Small Artefacts And Icons
The precious small works of art of the Monastery include a wooden diptych (from the end of the 13th century-beginning of the 14th) with 26 small portraits of the twelve Apostles, the four Evangelists, and other saints, and a portable wooden shrine icon, with a rare glass depiction of Christ Enthroned, together with the Prayer (i.e. the Δέηση, with the Virgin Mary, St John, and two archangels) set in a metal frame decorated with busts of the saints, a valuable work of a Venetian workshop dated to the end of the 13th century. Another small but impressive artefact is a wooden cross with carved depictions of the twelve Apostles, set in a brass base with Arabic inscriptions.

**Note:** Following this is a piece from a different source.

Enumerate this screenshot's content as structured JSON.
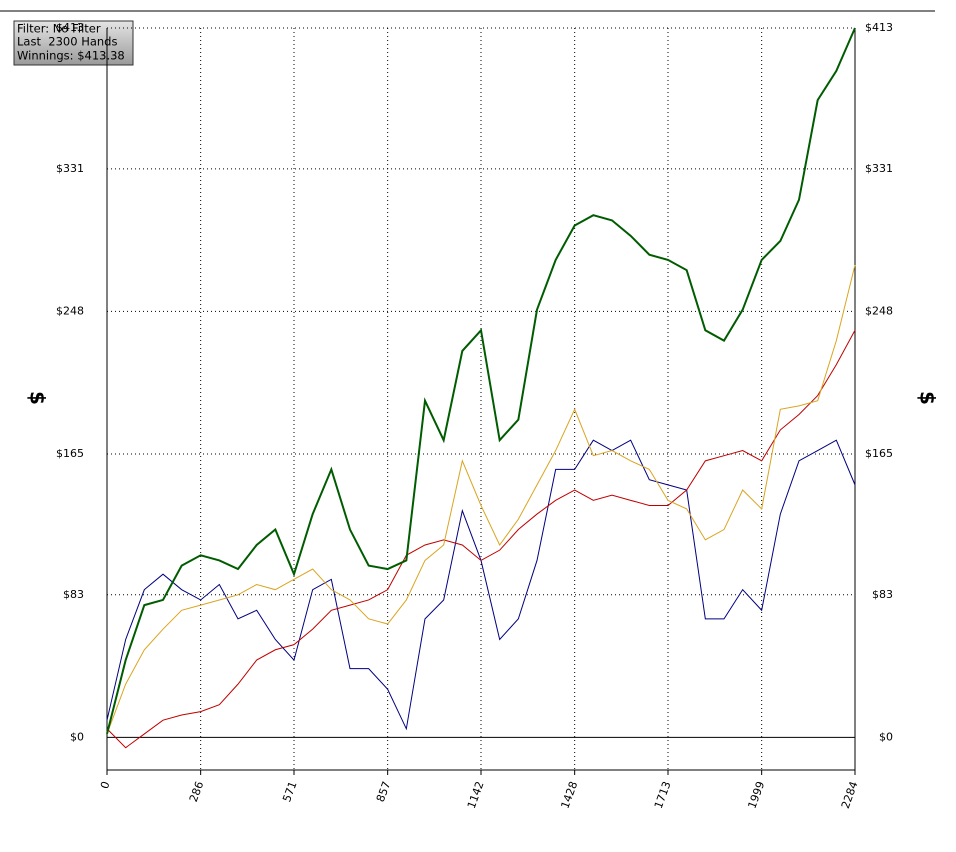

Apart from the sacred relics and the precious small artefacts, the St Pavlos Monastery has a very significant and valuable collection of Byzantine portable icons dating from the 12th century, and many to the later Byzantine-Palaiologian period. The oldest of these, a small icon of the Virgin Mary known as The Mirror («Καθρέφτης»), dates to the iconoclastic period. According to the Monastery tradition, it is said to have belonged to the Empress Theodora, the wife of Theofilos, who hid it behind the mirror in her bedroom, thereby giving that name to the icon. Its stylistic and iconographic details place it at the end of the 12th century.
Another icon, a double-sided one with the Virgin Mary, the Guide, bears the inscription ‘MOST BLESSED’ on the one side, and the Host of Archangels on the other, is dated to the end of the 13th century and attributed to an artistic workshop of Thessaloniki. It is considered an excellent example of the renascence of the Palaiologians.
Five icons survive from the second half of the 14th century: The icon of the Virgin Mary of the Sweet Kiss (Γλυκοφιλούσας, Glykofilousas), the so-called ‘Nisiotissa’ or ‘Mesonisiotissa’, the icon of St Georgios, The Virgin Mary, the Guide (known as «Φυλάττουσας» Filattousas, the Guardian), the two-sided icon with the Virgin Mary, the Guide on one side and the Crucifixion on the other, and the icon of the Virgin Mary the Merciful (Ελεούσας, Eleousas). All are works of high quality which were created in the workshops of artists in Konstantinople and Thessaloniki. In addition, the Monastery has a large number of icons (dated from the 15th-19th centuries) from icon screens and others used for veneration during religious events. All of these have very interesting stylistic and iconographic characteristics which reflect the influence of the Cretan style as it was interpreted by the artists in Moldovlachian workshops and by local artists.